Mi affaccio al balcone di casa per osservare le foglie, rinsecchite e ingiallite, scivolare lievemente sopra invisibili tappeti d’aria. S’impone la leggiadra visione dell’autunno avanzato cui s’oppone la prosaica considerazione che sto assistendo ad un ciclico fenomeno naturale che la scienza definisce “apoptosi”.
Si tratta della morte programmata dei singoli elementi vegetali che costituiscono la chioma d’un albero, un “fine vita” indispensabile per la rigenerazione primaverile della maggior parte delle specie arboree.
Si fa sera. Il sole è scivolato al di sotto dell’orizzonte a occidente ed i primi puntini luminosi adornano il cielo imbrunito sfidando l’imperio dell’oscurità profonda. A nord distinguo le costellazioni di Cassiopea e dell’Orsa maggiore.
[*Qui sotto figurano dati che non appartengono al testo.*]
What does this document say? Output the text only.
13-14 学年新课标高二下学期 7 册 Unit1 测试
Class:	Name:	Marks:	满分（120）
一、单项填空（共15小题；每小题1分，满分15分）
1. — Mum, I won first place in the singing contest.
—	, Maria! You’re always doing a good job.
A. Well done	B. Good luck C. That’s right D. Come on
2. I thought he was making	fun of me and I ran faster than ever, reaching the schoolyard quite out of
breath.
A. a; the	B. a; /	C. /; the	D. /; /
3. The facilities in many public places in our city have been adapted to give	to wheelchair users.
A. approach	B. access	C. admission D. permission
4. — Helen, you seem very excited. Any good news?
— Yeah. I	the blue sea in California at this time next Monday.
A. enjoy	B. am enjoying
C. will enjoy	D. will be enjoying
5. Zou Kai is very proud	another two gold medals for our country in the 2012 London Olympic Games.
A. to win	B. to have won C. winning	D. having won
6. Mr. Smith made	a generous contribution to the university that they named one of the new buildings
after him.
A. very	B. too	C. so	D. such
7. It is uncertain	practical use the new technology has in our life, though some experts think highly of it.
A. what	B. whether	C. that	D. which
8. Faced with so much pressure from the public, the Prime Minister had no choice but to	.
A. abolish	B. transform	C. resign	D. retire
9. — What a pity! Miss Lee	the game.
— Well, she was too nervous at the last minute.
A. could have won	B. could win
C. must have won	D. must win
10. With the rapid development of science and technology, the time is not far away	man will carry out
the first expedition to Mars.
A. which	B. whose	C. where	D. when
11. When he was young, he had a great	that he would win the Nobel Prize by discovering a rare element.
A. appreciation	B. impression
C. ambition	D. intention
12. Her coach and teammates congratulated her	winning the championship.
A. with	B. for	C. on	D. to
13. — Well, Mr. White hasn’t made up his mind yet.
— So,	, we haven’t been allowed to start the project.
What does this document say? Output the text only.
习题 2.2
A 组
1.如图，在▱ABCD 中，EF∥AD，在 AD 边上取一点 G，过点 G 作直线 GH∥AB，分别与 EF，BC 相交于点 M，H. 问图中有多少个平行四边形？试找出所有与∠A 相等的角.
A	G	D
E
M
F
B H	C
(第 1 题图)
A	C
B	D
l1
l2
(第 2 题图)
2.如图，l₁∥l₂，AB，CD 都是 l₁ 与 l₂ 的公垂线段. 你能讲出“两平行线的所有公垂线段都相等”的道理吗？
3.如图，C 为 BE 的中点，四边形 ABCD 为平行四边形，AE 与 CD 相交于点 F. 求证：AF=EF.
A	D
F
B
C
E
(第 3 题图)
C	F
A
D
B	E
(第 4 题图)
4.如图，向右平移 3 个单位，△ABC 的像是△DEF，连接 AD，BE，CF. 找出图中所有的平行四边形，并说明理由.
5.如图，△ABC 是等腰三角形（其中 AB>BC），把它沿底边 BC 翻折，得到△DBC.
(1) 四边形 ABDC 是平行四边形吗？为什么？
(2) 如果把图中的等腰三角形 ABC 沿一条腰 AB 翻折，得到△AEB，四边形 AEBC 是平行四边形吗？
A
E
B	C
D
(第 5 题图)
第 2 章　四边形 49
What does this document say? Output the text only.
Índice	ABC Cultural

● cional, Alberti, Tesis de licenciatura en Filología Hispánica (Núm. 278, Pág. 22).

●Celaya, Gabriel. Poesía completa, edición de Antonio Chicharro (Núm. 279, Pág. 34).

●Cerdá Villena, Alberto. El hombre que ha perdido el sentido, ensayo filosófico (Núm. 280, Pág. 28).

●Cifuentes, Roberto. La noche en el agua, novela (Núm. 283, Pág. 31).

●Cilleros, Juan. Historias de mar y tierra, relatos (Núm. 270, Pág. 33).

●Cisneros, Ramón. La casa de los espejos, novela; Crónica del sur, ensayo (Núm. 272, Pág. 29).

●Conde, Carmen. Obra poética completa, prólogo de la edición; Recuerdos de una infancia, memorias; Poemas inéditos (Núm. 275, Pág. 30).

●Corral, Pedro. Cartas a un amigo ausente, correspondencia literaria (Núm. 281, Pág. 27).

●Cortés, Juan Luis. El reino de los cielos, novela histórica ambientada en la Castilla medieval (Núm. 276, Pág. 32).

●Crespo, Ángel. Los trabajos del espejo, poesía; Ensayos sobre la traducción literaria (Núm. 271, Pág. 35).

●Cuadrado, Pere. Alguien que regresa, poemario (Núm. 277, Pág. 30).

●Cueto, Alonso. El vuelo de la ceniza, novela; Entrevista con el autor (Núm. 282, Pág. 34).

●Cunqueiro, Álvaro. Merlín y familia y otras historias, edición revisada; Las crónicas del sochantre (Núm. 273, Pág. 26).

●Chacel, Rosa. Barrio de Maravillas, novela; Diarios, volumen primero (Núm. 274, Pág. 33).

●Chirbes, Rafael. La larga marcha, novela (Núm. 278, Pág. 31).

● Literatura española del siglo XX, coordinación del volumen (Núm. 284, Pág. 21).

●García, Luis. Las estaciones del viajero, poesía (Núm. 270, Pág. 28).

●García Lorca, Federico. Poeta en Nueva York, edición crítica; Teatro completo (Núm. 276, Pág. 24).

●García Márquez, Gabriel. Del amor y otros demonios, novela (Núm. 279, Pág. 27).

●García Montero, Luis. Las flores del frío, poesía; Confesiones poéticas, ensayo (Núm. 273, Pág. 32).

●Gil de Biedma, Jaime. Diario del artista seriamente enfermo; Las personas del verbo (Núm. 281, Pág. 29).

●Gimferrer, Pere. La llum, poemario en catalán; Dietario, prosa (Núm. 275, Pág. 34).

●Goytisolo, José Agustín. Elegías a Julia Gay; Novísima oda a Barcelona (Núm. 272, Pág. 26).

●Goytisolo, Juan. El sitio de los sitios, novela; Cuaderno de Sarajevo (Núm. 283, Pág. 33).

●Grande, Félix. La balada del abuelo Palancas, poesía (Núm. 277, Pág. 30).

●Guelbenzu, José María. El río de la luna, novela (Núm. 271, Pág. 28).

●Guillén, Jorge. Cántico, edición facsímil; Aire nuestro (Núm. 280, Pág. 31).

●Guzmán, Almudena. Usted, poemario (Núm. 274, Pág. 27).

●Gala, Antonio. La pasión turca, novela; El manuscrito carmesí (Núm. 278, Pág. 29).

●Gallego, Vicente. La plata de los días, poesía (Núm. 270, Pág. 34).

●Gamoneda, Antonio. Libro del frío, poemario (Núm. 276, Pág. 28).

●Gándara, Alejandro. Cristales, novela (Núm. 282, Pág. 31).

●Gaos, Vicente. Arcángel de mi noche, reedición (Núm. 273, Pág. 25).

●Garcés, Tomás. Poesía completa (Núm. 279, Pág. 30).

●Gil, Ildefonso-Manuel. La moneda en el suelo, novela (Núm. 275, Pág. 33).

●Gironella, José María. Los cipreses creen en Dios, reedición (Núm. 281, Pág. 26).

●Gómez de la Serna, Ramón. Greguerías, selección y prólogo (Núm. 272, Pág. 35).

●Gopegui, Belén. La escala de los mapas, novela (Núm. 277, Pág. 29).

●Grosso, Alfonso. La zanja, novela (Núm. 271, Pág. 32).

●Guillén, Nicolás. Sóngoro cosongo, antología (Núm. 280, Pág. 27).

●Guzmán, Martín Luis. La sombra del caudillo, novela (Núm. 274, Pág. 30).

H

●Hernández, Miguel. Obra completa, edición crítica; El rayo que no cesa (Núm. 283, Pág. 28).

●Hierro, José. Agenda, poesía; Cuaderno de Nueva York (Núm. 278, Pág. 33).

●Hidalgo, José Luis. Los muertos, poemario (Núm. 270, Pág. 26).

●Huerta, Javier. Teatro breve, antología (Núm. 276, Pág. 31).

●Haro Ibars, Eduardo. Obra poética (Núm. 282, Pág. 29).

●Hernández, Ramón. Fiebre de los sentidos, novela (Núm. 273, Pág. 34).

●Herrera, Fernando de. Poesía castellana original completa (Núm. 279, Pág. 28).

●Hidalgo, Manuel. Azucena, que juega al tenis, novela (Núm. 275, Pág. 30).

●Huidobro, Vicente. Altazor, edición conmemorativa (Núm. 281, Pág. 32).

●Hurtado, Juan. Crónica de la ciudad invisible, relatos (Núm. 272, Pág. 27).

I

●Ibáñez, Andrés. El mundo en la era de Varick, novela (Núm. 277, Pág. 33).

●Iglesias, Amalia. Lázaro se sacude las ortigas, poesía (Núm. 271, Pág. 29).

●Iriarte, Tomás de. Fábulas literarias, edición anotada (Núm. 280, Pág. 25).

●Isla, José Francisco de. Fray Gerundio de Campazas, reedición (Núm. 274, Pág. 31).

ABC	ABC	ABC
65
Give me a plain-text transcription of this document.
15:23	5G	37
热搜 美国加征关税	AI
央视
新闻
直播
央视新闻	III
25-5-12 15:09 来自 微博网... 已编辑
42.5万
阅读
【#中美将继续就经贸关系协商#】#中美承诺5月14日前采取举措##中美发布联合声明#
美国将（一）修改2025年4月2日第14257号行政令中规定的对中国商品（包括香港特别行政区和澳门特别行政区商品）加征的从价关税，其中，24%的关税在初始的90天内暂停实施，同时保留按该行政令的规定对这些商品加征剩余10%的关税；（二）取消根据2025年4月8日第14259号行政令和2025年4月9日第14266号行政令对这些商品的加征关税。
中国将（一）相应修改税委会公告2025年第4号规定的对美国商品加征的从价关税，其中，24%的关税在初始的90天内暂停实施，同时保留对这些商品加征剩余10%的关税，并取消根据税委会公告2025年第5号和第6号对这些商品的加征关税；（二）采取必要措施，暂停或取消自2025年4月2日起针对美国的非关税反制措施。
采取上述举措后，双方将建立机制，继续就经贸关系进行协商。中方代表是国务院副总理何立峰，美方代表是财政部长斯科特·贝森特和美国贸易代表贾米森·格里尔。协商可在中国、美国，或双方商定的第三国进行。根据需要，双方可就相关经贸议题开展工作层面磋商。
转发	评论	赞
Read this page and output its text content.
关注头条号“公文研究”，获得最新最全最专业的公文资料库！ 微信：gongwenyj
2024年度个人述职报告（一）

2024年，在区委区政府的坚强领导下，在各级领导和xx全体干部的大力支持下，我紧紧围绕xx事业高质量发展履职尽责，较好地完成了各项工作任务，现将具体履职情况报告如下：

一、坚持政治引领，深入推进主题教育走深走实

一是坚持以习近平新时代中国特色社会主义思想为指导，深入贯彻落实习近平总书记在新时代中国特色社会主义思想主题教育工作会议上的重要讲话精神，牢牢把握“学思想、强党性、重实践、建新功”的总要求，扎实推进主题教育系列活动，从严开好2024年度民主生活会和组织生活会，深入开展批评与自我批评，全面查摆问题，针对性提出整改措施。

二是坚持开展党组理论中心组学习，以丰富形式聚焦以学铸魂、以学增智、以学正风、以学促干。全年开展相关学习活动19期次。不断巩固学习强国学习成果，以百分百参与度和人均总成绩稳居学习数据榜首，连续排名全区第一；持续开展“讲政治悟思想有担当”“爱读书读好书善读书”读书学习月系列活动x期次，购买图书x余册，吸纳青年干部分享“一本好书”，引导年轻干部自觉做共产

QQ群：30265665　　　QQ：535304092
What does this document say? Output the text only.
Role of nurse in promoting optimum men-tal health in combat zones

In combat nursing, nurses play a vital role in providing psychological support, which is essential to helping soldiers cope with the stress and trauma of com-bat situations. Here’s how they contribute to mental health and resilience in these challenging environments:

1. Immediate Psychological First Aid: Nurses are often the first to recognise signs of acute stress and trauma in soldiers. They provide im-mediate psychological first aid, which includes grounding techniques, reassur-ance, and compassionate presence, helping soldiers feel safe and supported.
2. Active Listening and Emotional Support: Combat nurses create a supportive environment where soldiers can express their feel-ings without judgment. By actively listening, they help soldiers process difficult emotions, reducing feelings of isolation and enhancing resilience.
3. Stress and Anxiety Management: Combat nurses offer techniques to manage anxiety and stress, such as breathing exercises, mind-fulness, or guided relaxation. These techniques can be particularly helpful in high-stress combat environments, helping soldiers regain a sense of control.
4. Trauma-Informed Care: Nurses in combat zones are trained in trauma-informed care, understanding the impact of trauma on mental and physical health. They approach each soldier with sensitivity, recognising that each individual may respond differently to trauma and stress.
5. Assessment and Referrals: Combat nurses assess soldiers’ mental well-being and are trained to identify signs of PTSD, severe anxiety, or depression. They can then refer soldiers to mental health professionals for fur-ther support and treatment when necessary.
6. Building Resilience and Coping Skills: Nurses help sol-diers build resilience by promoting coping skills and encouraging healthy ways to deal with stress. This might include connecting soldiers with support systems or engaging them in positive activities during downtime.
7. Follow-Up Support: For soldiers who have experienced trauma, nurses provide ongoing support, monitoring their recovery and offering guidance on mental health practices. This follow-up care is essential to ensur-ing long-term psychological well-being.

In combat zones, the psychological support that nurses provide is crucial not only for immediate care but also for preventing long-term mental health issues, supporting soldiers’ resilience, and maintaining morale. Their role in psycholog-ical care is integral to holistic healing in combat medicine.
La mente, inebriata dall’irresistibile fascino del firmamento, mi fa regredire alla remota interpretazione dei popoli antichi, incapaci di comprendere che quelle stelle, facilmente riconoscibili, fossero tra loro vicine solo in virtù di un casuale ed effimero – su scale di tempo notevoli – effetto prospettico.